Section 8.2 of the Articles and Section 6.02(b) of the
By-laws
provide that each director
and officer of the Company also will be entitled as of right to have his or her expenses in defending any action paid in advance by the Company prior to final disposition of such action, provided that the Company receives a written undertaking by or
on behalf of such director or officer to repay the amount advanced if it should ultimately be determined that such person is not entitled to be indemnified. In addition, rights to partial indemnification for expenses and liability are provided
in certain circumstances under Section 6.02(f) of the
By-laws,
and Section 6.02(c) permits a director or officer to bring an action against the Company if a written claim for indemnification or
advancement of expenses is not paid by the Company in full within 30 days after the claim has been presented. The director or officer also is entitled to advancement of expenses in this type of proceeding.
Section 8.4 of the Articles and Section 6.02(d) of the
By-laws
permit the Company to
purchase and maintain insurance to protect itself and any director, officer, or other person eligible to be indemnified by the Company under the
By-laws
against any liability or expense asserted or incurred by
such person in connection with any Action, whether or not the Company would have the power to indemnify such person against such liability or expense by law or under the provisions of the
By-Laws.

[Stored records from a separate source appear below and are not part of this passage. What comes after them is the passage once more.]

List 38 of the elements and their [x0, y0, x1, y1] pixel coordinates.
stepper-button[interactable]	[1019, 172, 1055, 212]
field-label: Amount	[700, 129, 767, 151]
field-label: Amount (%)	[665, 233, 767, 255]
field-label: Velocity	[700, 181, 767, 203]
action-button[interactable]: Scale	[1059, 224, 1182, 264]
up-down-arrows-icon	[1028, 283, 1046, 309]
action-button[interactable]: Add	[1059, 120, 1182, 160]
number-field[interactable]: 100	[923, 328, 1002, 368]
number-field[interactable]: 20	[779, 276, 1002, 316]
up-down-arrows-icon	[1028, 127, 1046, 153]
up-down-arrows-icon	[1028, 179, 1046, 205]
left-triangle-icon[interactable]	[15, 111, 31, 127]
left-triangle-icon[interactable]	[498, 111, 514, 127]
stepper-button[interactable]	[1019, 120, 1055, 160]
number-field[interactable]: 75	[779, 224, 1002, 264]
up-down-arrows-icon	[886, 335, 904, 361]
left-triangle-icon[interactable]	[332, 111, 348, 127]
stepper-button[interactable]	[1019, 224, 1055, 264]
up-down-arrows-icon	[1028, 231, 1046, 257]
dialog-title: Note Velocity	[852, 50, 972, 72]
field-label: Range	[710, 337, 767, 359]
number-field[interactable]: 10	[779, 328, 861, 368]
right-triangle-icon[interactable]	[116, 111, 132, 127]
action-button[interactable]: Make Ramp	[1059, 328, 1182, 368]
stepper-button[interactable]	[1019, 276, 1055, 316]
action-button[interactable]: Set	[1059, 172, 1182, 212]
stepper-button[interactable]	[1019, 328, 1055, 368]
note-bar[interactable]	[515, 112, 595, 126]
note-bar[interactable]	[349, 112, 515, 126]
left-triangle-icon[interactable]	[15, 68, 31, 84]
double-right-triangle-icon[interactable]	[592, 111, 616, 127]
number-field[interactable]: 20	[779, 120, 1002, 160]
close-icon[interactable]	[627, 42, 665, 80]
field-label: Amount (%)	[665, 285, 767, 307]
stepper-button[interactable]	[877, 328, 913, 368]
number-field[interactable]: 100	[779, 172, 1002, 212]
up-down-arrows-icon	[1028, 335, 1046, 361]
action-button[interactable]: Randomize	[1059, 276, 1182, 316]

The
Company may also create a trust fund, grant a security interest, cause a letter of credit to be issued or use other means to ensure the payment of such sums as may become necessary to effect a directors or officers right of
indemnification under the
By-laws.
As noted in Section 8.5 of the Articles and
Section 6.02(e) of the
By-laws,
the rights to indemnification and advancement of expenses provided are not deemed to be exclusive of any other rights, whether existing or created in the future, to which a
director or officer may be entitled under any agreement or by law, or any provision in the Articles or
By-Laws
of the Company, vote of shareholders or directors or otherwise; the rights to indemnification and
advancement of expenses will continue as to each director or officer who has ceased to have the status pursuant to which such person was initially entitled to indemnification and inure to the benefit of the heirs and legal representatives of such
person. Any amendment or repeal of Article VI of the
By-laws
(relating to indemnification) or adoption of any other
By-law
or other provision of the Articles of
Incorporation of the Company then in effect, which has the effect of limiting in any way the rights to indemnification or advancement under the
By-laws,
will operate prospectively only and will not affect any
action taken, or failure to act, by a director or officer prior to such amendment, repeal,
By-law
or other provision becoming effective.